587 S.E.2d 300 | Ga. Ct. App. | 2003

Ruffin, Presiding Judge.

A jury found Cynthia Denise Colbert guilty of aggravated battery. Colbert appeals, challenging the sufficiency of the evidence and the trial court’s jury instructions. Finding no error, we affirm.

1. In reviewing the sufficiency of the evidence, we do not weigh that evidence or determine witness credibility.1 Instead, we construe the evidence in the light most favorable to the verdict and determine whether any rational trier of fact could have found the essential elements of the crime beyond a reasonable doubt.2

Viewed in this manner, the evidence shows that at approximately 3:00 or 4:00 a.m. on July 21, 2001, Lehman Colbert (the estranged husband of Cynthia Colbert), and his girlfriend, Gloria Grant, were in bed in Lehman’s home. Grant woke Lehman because she heard noises around the house. Lehman went outside to investigate. After determining that there was nothing there, he came back into the house and proceeded down the hallway to his bedroom. As his head passed the bedroom doorway, he was shot twice. He testified that the first shot made him feel “numb all over” and that the second shot hit his chin. After the second shot, Colbert stepped into the hallway with a gun in her hand and pushed Lehman down, saying “you’re dead now, just go on and fall.”
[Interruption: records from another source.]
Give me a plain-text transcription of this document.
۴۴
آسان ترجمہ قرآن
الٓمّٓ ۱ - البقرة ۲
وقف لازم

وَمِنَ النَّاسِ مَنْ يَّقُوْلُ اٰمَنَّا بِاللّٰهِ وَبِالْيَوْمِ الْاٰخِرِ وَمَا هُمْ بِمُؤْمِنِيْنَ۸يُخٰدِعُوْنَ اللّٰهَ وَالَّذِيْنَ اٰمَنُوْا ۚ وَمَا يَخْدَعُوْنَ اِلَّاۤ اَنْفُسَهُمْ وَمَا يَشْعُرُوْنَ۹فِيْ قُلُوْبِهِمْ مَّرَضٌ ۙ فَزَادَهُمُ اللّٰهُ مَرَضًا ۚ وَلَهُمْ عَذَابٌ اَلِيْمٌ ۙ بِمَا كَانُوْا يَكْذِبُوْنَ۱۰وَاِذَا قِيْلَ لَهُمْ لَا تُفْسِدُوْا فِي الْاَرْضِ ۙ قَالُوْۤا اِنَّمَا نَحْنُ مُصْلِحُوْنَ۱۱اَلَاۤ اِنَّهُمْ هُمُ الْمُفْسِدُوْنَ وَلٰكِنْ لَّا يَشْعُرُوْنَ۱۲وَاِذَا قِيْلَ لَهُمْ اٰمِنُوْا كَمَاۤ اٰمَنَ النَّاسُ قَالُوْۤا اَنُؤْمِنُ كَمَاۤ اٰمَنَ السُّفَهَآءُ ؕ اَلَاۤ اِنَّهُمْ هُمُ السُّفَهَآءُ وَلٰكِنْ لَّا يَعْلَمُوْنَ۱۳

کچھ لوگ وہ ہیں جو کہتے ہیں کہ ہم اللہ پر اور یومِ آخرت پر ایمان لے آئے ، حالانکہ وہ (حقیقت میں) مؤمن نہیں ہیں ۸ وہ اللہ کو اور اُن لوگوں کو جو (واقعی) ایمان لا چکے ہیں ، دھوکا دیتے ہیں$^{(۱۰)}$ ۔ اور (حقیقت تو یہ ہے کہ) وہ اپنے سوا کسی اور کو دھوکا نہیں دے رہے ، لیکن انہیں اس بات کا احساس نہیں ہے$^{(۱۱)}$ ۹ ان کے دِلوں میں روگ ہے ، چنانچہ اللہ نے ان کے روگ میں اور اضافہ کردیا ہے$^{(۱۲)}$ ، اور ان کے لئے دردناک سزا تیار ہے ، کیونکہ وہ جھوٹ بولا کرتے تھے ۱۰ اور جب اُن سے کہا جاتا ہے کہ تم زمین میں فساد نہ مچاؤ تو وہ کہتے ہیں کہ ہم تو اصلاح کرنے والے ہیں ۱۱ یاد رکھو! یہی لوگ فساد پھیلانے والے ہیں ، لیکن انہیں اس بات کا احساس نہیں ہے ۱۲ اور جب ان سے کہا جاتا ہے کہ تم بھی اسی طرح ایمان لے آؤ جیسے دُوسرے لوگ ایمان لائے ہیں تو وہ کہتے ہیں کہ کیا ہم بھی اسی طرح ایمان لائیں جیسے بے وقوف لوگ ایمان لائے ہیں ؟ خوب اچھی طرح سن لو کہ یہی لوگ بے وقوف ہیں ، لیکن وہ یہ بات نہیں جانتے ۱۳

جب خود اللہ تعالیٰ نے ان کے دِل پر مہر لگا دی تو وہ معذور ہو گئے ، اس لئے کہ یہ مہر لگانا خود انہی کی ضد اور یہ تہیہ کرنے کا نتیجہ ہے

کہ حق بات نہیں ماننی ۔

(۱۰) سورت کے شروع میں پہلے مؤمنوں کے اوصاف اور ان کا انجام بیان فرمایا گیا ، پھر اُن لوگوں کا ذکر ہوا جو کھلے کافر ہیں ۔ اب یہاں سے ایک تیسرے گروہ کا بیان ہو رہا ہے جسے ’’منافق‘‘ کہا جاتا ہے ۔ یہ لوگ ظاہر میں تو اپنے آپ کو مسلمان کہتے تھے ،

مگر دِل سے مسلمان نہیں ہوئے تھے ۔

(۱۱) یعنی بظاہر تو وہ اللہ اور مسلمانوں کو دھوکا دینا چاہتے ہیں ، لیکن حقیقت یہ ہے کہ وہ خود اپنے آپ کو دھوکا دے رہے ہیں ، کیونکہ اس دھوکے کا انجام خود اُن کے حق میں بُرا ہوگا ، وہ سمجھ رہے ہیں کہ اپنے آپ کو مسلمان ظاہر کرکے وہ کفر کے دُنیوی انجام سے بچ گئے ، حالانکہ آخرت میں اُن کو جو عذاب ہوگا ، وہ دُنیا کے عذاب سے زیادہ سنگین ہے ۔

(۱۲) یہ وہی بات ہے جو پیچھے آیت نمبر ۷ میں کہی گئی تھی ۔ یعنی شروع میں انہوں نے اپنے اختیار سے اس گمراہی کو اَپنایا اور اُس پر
Grant heard the shots and saw Colbert push Lehman to the ground. Colbert then threatened to kill Grant, but she could not get the gun to fire again. After fighting with Colbert both inside and outside the house, Grant ran to a neighbor’s house to get help. When a deputy sheriff arrived at Lehman’s house, he found Lehman on the floor of the hallway with a large pool of blood around him. Lehman told him that Colbert had shot him twice. As a result of the shootings, Lehman is paralyzed from the neck down.

“A person commits the offense of aggravated battery when he or she maliciously causes bodily harm to another by depriving him or her of a member of his or her body, by rendering a member of his or her body useless, or by seriously disfiguring his or her body or a member thereof.”3 The State presented evidence that Colbert shot Lehman twice and that he is now paralyzed from the neck down as a result. We find that this evidence was sufficient to support the verdict.

*194Decided September 12, 2003. Robert M. Bearden, Jr., for appellant.

2. Colbert also alleges that the trial court committed error by failing to charge the jury on accident and misfortune.4 The record shows that Colbert did not submit a written request to charge on accident and misfortune. Absent a written request, it is not error for the trial court to fail to give an instruction.5 Even if Colbert had requested a charge on accident and misfortune, there is no evidence in the record to support such a charge.6

3. Finally, Colbert alleges that the trial court erred in failing to properly charge the jury on self-defense and using force to prevent a forcible felony. Colbert submitted a written request that the court instruct the jury as follows:

[a] person is justified in threatening or using force against another if he or she reasonably believes that such threat or force is necessary to defend himself or herself . . . against such other’s imminent use of unlawful force; however ... a person is justified in using force which is intended or likely to cause death or great bodily harm only if he or she reasonably believes that such force is necessary to prevent death or great bodily injury ... or to prevent the commission of a forcible felony.7

Based on a videotaped statement made by Colbert to the police, and by agreement of the parties, the trial court gave the instruction that Colbert requested. Colbert cannot now claim that this instruction was improper because “[o]n appeal, one cannot complain of a judgment, order, ruling, or charge that his own procedure or conduct aided in causing.”8

Judgment affirmed.

Smith, C. J., and Miller, J., concur. Howard Z. Simms, District Attorney, Myra H. Kline, Assistant District Attorney, for appellee.

See Silas v. State, 247 Ga. App. 792 (545 SE2d 358) (2001).

See id.

OCGA § 16-5-24 (a).

OCGA § 16-2-2 provides that “[a] person shall not be found guilty of any crime committed by misfortune or accident where it satisfactorily appears there was no criminal scheme or undertaking, intention, or criminal negligence.”

See Graham v. State, 250 Ga. 473, 476 (5) (298 SE2d 499) (1983). Within this enumeration of error, Colbert asserts that trial counsel erred, or presumably was ineffective, in not making this written request. Because Colbert has not supported this claim with any argument or citation of written authority, however, it is deemed abandoned. See Court of Appeals Rule 27 (c) (2).

See Scott v. State, 250 Ga. App. 870 (1) (553 SE2d 276) (2001).

See OCGA § 16-3-21 (a).

Wright v. State, 199 Ga. App. 718, 719 (2) (405 SE2d 757) (1991).